Learning about Wind Energy

The Basics

Winds are caused by the uneven heating of the atmosphere by the sun, the irregularities of the earth's surface, and rotation of the earth. Wind flow patterns are modified by the earth's terrain, bodies of water, and vegetative cover. This wind flow, when "harvested" by modern wind turbines, can be used to generate electricity.

The term wind energy describes the process by which the wind is used to generate mechanical power or electricity. Wind turbines convert the kinetic energy in the wind into mechanical power. This mechanical power can be used for specific tasks (such as grinding grain or pumping water) or a generator can convert this mechanical power into electricity to power homes, businesses, schools, and other facilities.

Most wind turbines turn in the moving air like aircraft propeller blades, and power an electric generator that produces an electric current. A wind turbine is essentially the opposite of a fan: instead of using electricity to make wind, like a fan, wind turbines use wind to make electricity.
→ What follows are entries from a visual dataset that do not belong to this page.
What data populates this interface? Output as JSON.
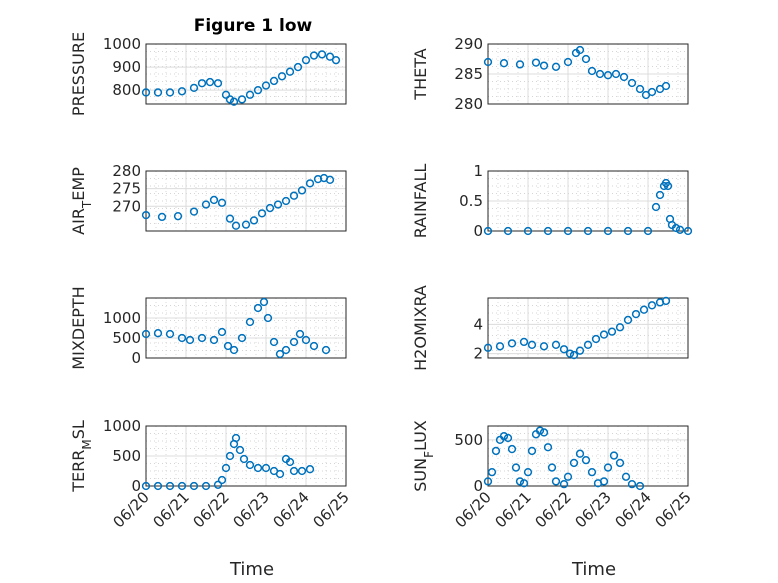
{
  "figure": {
    "title": "Figure 1 low",
    "xlabel": "Time",
    "marker_color": "#0072BD"
  },
  "chart_data": [
    {
      "type": "scatter",
      "id": "pressure",
      "ylabel": "PRESSURE",
      "xlim": [
        "06/20",
        "06/24"
      ],
      "ylim": [
        740,
        1000
      ],
      "yticks": [
        800,
        900,
        1000
      ],
      "xticks": [
        "06/20",
        "06/21",
        "06/22",
        "06/23",
        "06/24",
        "06/25"
      ],
      "show_xticklabels": false,
      "title": "Figure 1 low",
      "points": [
        [
          0,
          790
        ],
        [
          0.3,
          790
        ],
        [
          0.6,
          790
        ],
        [
          0.9,
          795
        ],
        [
          1.2,
          810
        ],
        [
          1.4,
          830
        ],
        [
          1.6,
          835
        ],
        [
          1.8,
          830
        ],
        [
          2.0,
          780
        ],
        [
          2.1,
          760
        ],
        [
          2.2,
          750
        ],
        [
          2.4,
          760
        ],
        [
          2.6,
          780
        ],
        [
          2.8,
          800
        ],
        [
          3.0,
          820
        ],
        [
          3.2,
          840
        ],
        [
          3.4,
          860
        ],
        [
          3.6,
          880
        ],
        [
          3.8,
          900
        ],
        [
          4.0,
          930
        ],
        [
          4.2,
          950
        ],
        [
          4.4,
          955
        ],
        [
          4.6,
          945
        ],
        [
          4.75,
          930
        ]
      ]
    },
    {
      "type": "scatter",
      "id": "theta",
      "ylabel": "THETA",
      "xlim": [
        "06/20",
        "06/24"
      ],
      "ylim": [
        280,
        290
      ],
      "yticks": [
        280,
        285,
        290
      ],
      "show_xticklabels": false,
      "points": [
        [
          0,
          287
        ],
        [
          0.4,
          286.8
        ],
        [
          0.8,
          286.6
        ],
        [
          1.2,
          286.9
        ],
        [
          1.4,
          286.4
        ],
        [
          1.7,
          286.2
        ],
        [
          2.0,
          287
        ],
        [
          2.2,
          288.5
        ],
        [
          2.3,
          289
        ],
        [
          2.45,
          287.5
        ],
        [
          2.6,
          285.5
        ],
        [
          2.8,
          285
        ],
        [
          3.0,
          284.8
        ],
        [
          3.2,
          285
        ],
        [
          3.4,
          284.5
        ],
        [
          3.6,
          283.5
        ],
        [
          3.8,
          282.5
        ],
        [
          3.95,
          281.5
        ],
        [
          4.1,
          282
        ],
        [
          4.3,
          282.5
        ],
        [
          4.45,
          283
        ]
      ]
    },
    {
      "type": "scatter",
      "id": "air_temp",
      "ylabel": "AIR_TEMP",
      "xlim": [
        "06/20",
        "06/24"
      ],
      "ylim": [
        263,
        280
      ],
      "yticks": [
        270,
        275,
        280
      ],
      "show_xticklabels": false,
      "points": [
        [
          0,
          267.5
        ],
        [
          0.4,
          267
        ],
        [
          0.8,
          267.2
        ],
        [
          1.2,
          268.5
        ],
        [
          1.5,
          270.5
        ],
        [
          1.7,
          271.8
        ],
        [
          1.9,
          271
        ],
        [
          2.1,
          266.5
        ],
        [
          2.25,
          264.5
        ],
        [
          2.5,
          264.8
        ],
        [
          2.7,
          266
        ],
        [
          2.9,
          268
        ],
        [
          3.1,
          269.5
        ],
        [
          3.3,
          270.5
        ],
        [
          3.5,
          271.5
        ],
        [
          3.7,
          273
        ],
        [
          3.9,
          274.5
        ],
        [
          4.1,
          276.5
        ],
        [
          4.3,
          277.7
        ],
        [
          4.45,
          278
        ],
        [
          4.6,
          277.5
        ]
      ]
    },
    {
      "type": "scatter",
      "id": "rainfall",
      "ylabel": "RAINFALL",
      "xlim": [
        "06/20",
        "06/24"
      ],
      "ylim": [
        0,
        1
      ],
      "yticks": [
        0,
        0.5,
        1
      ],
      "show_xticklabels": false,
      "points": [
        [
          0,
          0
        ],
        [
          0.5,
          0
        ],
        [
          1,
          0
        ],
        [
          1.5,
          0
        ],
        [
          2,
          0
        ],
        [
          2.5,
          0
        ],
        [
          3,
          0
        ],
        [
          3.5,
          0
        ],
        [
          4.0,
          0
        ],
        [
          4.2,
          0.4
        ],
        [
          4.3,
          0.6
        ],
        [
          4.4,
          0.75
        ],
        [
          4.45,
          0.8
        ],
        [
          4.5,
          0.75
        ],
        [
          4.55,
          0.2
        ],
        [
          4.6,
          0.1
        ],
        [
          4.7,
          0.05
        ],
        [
          4.8,
          0.02
        ],
        [
          5.0,
          0
        ]
      ]
    },
    {
      "type": "scatter",
      "id": "mixdepth",
      "ylabel": "MIXDEPTH",
      "xlim": [
        "06/20",
        "06/24"
      ],
      "ylim": [
        0,
        1500
      ],
      "yticks": [
        0,
        500,
        1000
      ],
      "show_xticklabels": false,
      "points": [
        [
          0,
          600
        ],
        [
          0.3,
          620
        ],
        [
          0.6,
          600
        ],
        [
          0.9,
          500
        ],
        [
          1.1,
          450
        ],
        [
          1.4,
          500
        ],
        [
          1.7,
          450
        ],
        [
          1.9,
          650
        ],
        [
          2.05,
          300
        ],
        [
          2.2,
          200
        ],
        [
          2.4,
          500
        ],
        [
          2.6,
          900
        ],
        [
          2.8,
          1250
        ],
        [
          2.95,
          1400
        ],
        [
          3.05,
          1000
        ],
        [
          3.2,
          400
        ],
        [
          3.35,
          100
        ],
        [
          3.5,
          200
        ],
        [
          3.7,
          400
        ],
        [
          3.85,
          600
        ],
        [
          4.0,
          450
        ],
        [
          4.2,
          300
        ],
        [
          4.5,
          200
        ]
      ]
    },
    {
      "type": "scatter",
      "id": "h2omixra",
      "ylabel": "H2OMIXRA",
      "xlim": [
        "06/20",
        "06/24"
      ],
      "ylim": [
        1.7,
        5.8
      ],
      "yticks": [
        2,
        4
      ],
      "show_xticklabels": false,
      "points": [
        [
          0,
          2.4
        ],
        [
          0.3,
          2.5
        ],
        [
          0.6,
          2.7
        ],
        [
          0.9,
          2.8
        ],
        [
          1.1,
          2.6
        ],
        [
          1.4,
          2.5
        ],
        [
          1.7,
          2.6
        ],
        [
          1.9,
          2.3
        ],
        [
          2.05,
          2.0
        ],
        [
          2.15,
          1.9
        ],
        [
          2.3,
          2.2
        ],
        [
          2.5,
          2.6
        ],
        [
          2.7,
          3.0
        ],
        [
          2.9,
          3.3
        ],
        [
          3.1,
          3.5
        ],
        [
          3.3,
          3.8
        ],
        [
          3.5,
          4.3
        ],
        [
          3.7,
          4.7
        ],
        [
          3.9,
          5.0
        ],
        [
          4.1,
          5.3
        ],
        [
          4.3,
          5.5
        ],
        [
          4.45,
          5.6
        ]
      ]
    },
    {
      "type": "scatter",
      "id": "terr_msl",
      "ylabel": "TERR_MSL",
      "xlim": [
        "06/20",
        "06/25"
      ],
      "ylim": [
        0,
        1000
      ],
      "yticks": [
        0,
        500,
        1000
      ],
      "xticks": [
        "06/20",
        "06/21",
        "06/22",
        "06/23",
        "06/24",
        "06/25"
      ],
      "show_xticklabels": true,
      "points": [
        [
          0,
          0
        ],
        [
          0.3,
          0
        ],
        [
          0.6,
          0
        ],
        [
          0.9,
          0
        ],
        [
          1.2,
          0
        ],
        [
          1.5,
          0
        ],
        [
          1.8,
          20
        ],
        [
          1.9,
          100
        ],
        [
          2.0,
          300
        ],
        [
          2.1,
          500
        ],
        [
          2.2,
          700
        ],
        [
          2.25,
          800
        ],
        [
          2.35,
          600
        ],
        [
          2.45,
          450
        ],
        [
          2.6,
          350
        ],
        [
          2.8,
          300
        ],
        [
          3.0,
          300
        ],
        [
          3.2,
          250
        ],
        [
          3.35,
          200
        ],
        [
          3.5,
          450
        ],
        [
          3.6,
          400
        ],
        [
          3.7,
          250
        ],
        [
          3.9,
          250
        ],
        [
          4.1,
          280
        ]
      ]
    },
    {
      "type": "scatter",
      "id": "sun_flux",
      "ylabel": "SUN_FLUX",
      "xlim": [
        "06/20",
        "06/25"
      ],
      "ylim": [
        0,
        650
      ],
      "yticks": [
        0,
        500
      ],
      "xticks": [
        "06/20",
        "06/21",
        "06/22",
        "06/23",
        "06/24",
        "06/25"
      ],
      "show_xticklabels": true,
      "points": [
        [
          0,
          50
        ],
        [
          0.1,
          150
        ],
        [
          0.2,
          380
        ],
        [
          0.3,
          500
        ],
        [
          0.4,
          540
        ],
        [
          0.5,
          520
        ],
        [
          0.6,
          400
        ],
        [
          0.7,
          200
        ],
        [
          0.8,
          50
        ],
        [
          0.9,
          30
        ],
        [
          1.0,
          150
        ],
        [
          1.1,
          380
        ],
        [
          1.2,
          560
        ],
        [
          1.3,
          600
        ],
        [
          1.4,
          580
        ],
        [
          1.5,
          420
        ],
        [
          1.6,
          200
        ],
        [
          1.7,
          50
        ],
        [
          1.9,
          20
        ],
        [
          2.0,
          100
        ],
        [
          2.15,
          250
        ],
        [
          2.3,
          350
        ],
        [
          2.45,
          280
        ],
        [
          2.6,
          150
        ],
        [
          2.75,
          30
        ],
        [
          2.9,
          50
        ],
        [
          3.0,
          200
        ],
        [
          3.15,
          330
        ],
        [
          3.3,
          250
        ],
        [
          3.45,
          100
        ],
        [
          3.6,
          20
        ],
        [
          3.8,
          0
        ]
      ]
    }
  ]
}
The wind turns the blades, which spin a shaft, which connects to a generator and makes electricity.

Modern wind turbines fall into two basic groups; the horizontal-axis variety, like the traditional farm windmills used for pumping water, and the vertical-axis design, like the eggbeater-style Darrieus model, named after its French inventor. Most large modern wind turbines are horizontal-axis turbines.

Wind Turbine Facts

"Wind power also has the advantage that it can be deployed faster than other energy supply technologies. Building a conventional power plant can take 10 or 12 years or more, and it is not producing power until it is fully completed. Wind power deployment is measured in months, and a half completed wind farm is just a smaller power plant, starting to generate power and income as soon as the first turbine is connected to the grid. Even large offshore wind farms, which require a greater level of infrastructure and grid network connection, can be installed from start to finish in less than two years, a crucial asset given the pressing threat of climate change."